Un altro tristo segno degli italici tempi sempre targato 1984 è “Non c’è due senza quattro”, l’ultimo tentativo di fare un classico film alla Spencer & Hill, ma anche quello ormai un film stanco e svogliato, arrivato fuori tempo massimo (eppure “Nati con la camicia” del ’83 era ancora brillante). Poi ci sarebbe stata solo quella tristezza fuori registro di “Miami Supercops” e sarebbe finito anche quel filone.

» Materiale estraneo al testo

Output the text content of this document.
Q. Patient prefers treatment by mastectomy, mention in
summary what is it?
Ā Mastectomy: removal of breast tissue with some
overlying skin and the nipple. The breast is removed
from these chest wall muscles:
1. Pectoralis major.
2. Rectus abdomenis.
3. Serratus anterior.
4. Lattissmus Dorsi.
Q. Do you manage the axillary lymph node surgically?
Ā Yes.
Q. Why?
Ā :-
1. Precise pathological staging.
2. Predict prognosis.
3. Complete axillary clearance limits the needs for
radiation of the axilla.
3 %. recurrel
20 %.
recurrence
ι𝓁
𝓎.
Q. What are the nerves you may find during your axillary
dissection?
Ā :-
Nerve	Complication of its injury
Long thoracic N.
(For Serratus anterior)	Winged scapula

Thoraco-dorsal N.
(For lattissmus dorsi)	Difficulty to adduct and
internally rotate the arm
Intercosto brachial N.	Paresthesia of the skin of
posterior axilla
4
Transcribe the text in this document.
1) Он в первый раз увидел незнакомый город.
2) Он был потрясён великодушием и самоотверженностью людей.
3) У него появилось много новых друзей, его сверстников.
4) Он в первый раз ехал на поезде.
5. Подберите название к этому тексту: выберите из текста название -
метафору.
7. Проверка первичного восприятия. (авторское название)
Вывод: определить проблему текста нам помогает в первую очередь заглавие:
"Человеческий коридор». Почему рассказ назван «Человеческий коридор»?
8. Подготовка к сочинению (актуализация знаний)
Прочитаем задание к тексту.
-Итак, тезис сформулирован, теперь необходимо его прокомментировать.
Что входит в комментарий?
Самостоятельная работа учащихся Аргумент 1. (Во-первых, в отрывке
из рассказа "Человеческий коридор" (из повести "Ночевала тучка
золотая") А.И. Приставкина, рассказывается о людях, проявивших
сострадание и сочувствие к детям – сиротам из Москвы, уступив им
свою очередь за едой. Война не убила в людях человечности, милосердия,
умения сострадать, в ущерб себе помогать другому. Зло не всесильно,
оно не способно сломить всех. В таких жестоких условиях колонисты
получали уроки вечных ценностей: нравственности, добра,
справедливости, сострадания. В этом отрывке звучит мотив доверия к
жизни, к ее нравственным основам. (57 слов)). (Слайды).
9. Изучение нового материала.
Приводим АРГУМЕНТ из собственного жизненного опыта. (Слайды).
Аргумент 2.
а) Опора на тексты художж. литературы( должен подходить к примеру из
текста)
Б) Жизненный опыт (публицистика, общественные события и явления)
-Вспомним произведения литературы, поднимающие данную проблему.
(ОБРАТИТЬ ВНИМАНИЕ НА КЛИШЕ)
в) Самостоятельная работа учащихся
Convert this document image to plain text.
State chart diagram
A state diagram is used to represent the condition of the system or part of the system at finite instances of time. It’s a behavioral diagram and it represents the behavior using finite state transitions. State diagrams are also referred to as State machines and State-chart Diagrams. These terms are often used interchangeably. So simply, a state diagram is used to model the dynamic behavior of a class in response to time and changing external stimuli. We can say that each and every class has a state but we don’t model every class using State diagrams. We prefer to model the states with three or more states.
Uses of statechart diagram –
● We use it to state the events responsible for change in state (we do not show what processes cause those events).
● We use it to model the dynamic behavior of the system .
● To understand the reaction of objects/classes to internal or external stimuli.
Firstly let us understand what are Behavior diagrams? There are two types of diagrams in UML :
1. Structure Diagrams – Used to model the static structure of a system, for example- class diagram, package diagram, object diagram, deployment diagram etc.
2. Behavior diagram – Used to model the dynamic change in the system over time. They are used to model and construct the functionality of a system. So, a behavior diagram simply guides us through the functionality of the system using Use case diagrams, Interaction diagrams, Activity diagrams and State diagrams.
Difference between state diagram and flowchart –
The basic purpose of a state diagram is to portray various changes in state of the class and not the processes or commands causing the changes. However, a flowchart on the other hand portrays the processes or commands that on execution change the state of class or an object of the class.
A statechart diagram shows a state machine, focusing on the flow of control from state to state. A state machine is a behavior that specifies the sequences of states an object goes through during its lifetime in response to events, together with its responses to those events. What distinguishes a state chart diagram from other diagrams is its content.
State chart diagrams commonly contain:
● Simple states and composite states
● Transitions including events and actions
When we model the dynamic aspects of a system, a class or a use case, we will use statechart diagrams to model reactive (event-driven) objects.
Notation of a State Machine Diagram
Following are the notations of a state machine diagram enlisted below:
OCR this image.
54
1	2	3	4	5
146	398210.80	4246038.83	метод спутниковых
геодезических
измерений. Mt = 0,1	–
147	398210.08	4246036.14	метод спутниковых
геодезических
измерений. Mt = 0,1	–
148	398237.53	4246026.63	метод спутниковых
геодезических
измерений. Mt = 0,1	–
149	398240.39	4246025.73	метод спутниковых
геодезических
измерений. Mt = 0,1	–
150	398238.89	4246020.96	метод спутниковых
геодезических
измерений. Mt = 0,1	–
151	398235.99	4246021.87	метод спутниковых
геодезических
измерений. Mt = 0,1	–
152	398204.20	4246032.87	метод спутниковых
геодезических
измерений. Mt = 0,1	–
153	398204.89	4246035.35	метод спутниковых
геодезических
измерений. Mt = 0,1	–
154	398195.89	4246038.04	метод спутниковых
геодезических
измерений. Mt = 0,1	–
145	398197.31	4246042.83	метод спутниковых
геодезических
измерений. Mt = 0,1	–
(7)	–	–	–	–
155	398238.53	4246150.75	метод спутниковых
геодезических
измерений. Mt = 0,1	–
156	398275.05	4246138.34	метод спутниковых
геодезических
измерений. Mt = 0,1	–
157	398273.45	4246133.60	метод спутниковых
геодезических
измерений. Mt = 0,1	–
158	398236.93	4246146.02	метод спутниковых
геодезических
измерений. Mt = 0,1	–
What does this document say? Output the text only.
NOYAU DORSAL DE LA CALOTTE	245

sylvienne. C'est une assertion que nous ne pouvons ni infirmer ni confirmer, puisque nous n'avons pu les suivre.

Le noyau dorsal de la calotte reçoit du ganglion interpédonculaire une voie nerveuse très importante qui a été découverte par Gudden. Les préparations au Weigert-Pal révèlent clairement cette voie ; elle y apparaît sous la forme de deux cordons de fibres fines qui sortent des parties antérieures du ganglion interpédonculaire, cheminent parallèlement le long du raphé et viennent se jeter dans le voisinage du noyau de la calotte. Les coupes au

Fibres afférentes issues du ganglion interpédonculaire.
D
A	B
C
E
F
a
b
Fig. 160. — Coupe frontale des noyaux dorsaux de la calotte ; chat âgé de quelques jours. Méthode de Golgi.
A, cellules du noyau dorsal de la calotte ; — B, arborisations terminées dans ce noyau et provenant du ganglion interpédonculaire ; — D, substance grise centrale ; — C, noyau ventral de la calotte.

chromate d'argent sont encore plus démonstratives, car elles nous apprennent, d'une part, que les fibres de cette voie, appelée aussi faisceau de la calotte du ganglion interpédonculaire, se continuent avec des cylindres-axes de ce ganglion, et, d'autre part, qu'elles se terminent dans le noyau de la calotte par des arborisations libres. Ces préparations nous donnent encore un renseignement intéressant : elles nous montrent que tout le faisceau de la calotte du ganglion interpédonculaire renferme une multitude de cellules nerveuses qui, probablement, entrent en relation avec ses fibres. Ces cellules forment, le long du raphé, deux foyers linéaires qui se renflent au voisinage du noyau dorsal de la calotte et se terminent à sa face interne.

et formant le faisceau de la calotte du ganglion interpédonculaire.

Zalone? Livelli più accettabili??
Comunque, sarei curioso di leggere qualche pezzo dei calci sul vero poliziottesco e perché no, anche sugli horror di casa nostra.
I Calibro 35 sono formidabili!!
Grazie, Munky, il sequel apocrifo! Per rispondere un po’ a tutti:
@ Samuel: non odio Mereghetti, è che citarlo ormai è come citare Red Ronnie se parli di rock classico.
@ Tommaso: sai che a me Non c’è due senza quattro piace invece? Lo trovo l’ultimo guizzo di Spencer e Hill, mentre Miami Supercops sì, è tristone.
@ Dr. Stranamorte: Hai voglia!
Sarebbe carino indagare quando la TV italiana è stata inondata da case di produzione dai suggestivi nomi tipo taodue, luxvide e porcoilclero.
solo una coincidenza? Noi di Voyager crediamo di no.
Ma appunto, una bella monografia sul poliziottesco? Tipo parlare della saga di Mark il poliziotto il ‘Callaghan de noantri’… e dello sbirro triste di Claudio Cassinelli. Dei Stelvio Massi, Massimo dalla Mano, Fernando di Leo.
Minchia quanti ricordi di televisioni private che li trasmettevano a raffica.